Edit: There has been some confusion with the construction below. I think My question can be summarized as:
"How do I characterize a manifold quotient whose group action in not finite?"
Original construction: I start with the hyperbolic disc $\mathbb{H}^2$ and partition the boundary into 4 sets of equal length $\{A_i\}=\{A,B,C,D\}$. Choosing to parameterize the boundary by an angular coordinate $\phi$ I have $A=(0,\frac{\pi}{2})$, $B=(\frac{\pi}{2},\pi)$... etc. Call the geodesic with endpoints on $\partial A_{i}$, $m(A_i)$. By symmetry each $m(A_i)$ has the same shape and length.

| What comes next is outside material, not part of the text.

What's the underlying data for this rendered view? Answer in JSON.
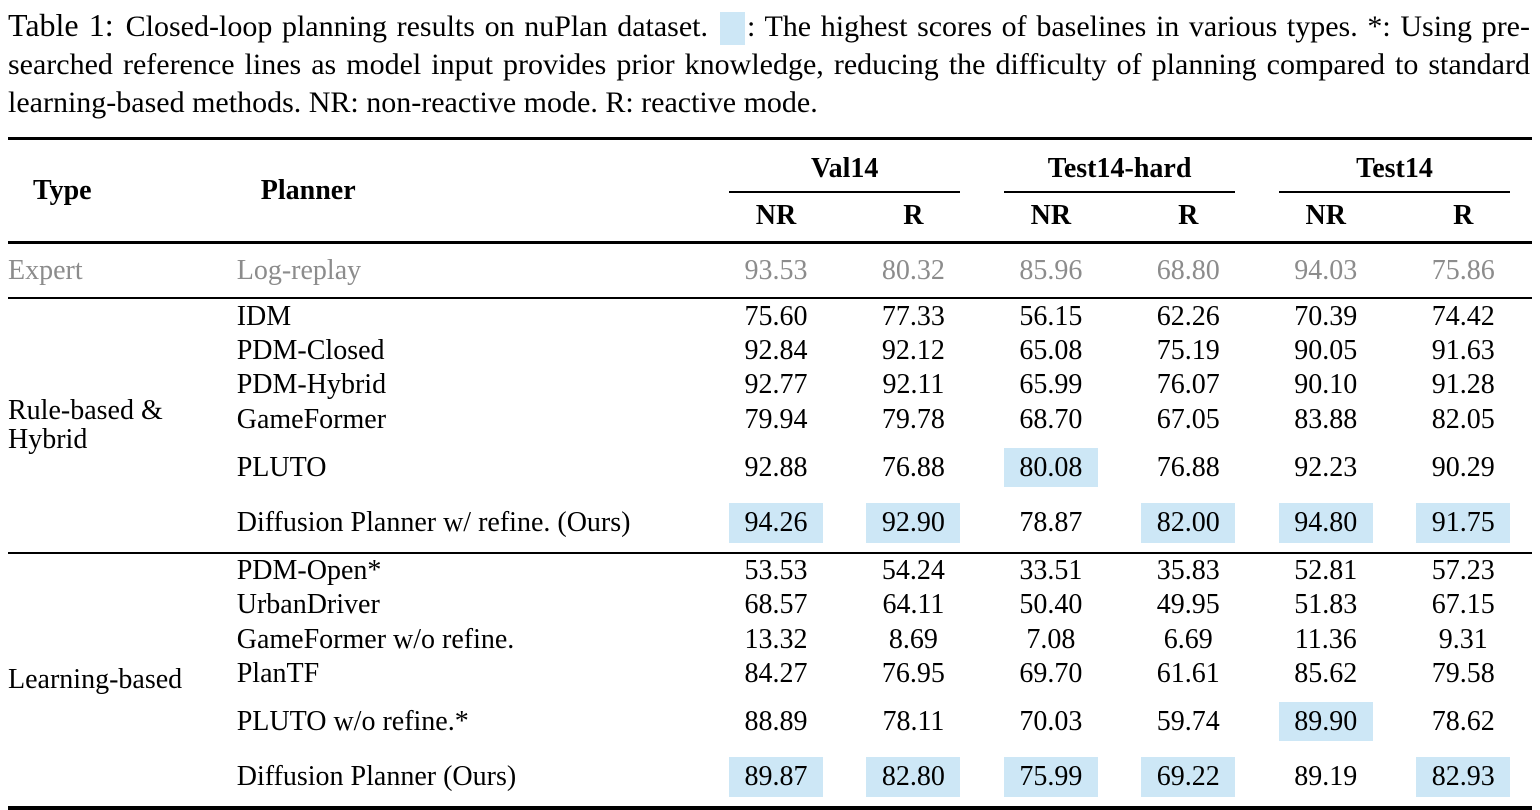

Now suppose I define the equivalence relation $\sim: \; m(A)\sim m(B) \sim m(C) \sim m(D)$ and define the quotient space $ Q \equiv \mathbb{H}^2 \setminus \sim$. This has the effect of creating 4 sheets, one for each region of the manifold between $A_i$ and $m(A_i)$ which I call $r(A_i)$. These meet at the common locus $m$. Notably this removes the interior region $\mathbb{H}^2 \setminus \cup_i r(A_i)$.
What is the correct way mathematically to describe $Q$? It's not a manifold, but each leaf can inherit the metric and coordinate charts from $\mathbb{H}^2$ except on $m$. Even so $m$ has a well defined length. In this (imprecise) sense $Q$ is "almost" a manifold. Is there a more general theory of such objects?
Edit: For reference the construction I'm interested in can be viewed as a generalization of pg.7 fig.1 of 1406.2663. The distinction being I am interested in the case when more than 2 geodesics of the same length are identified.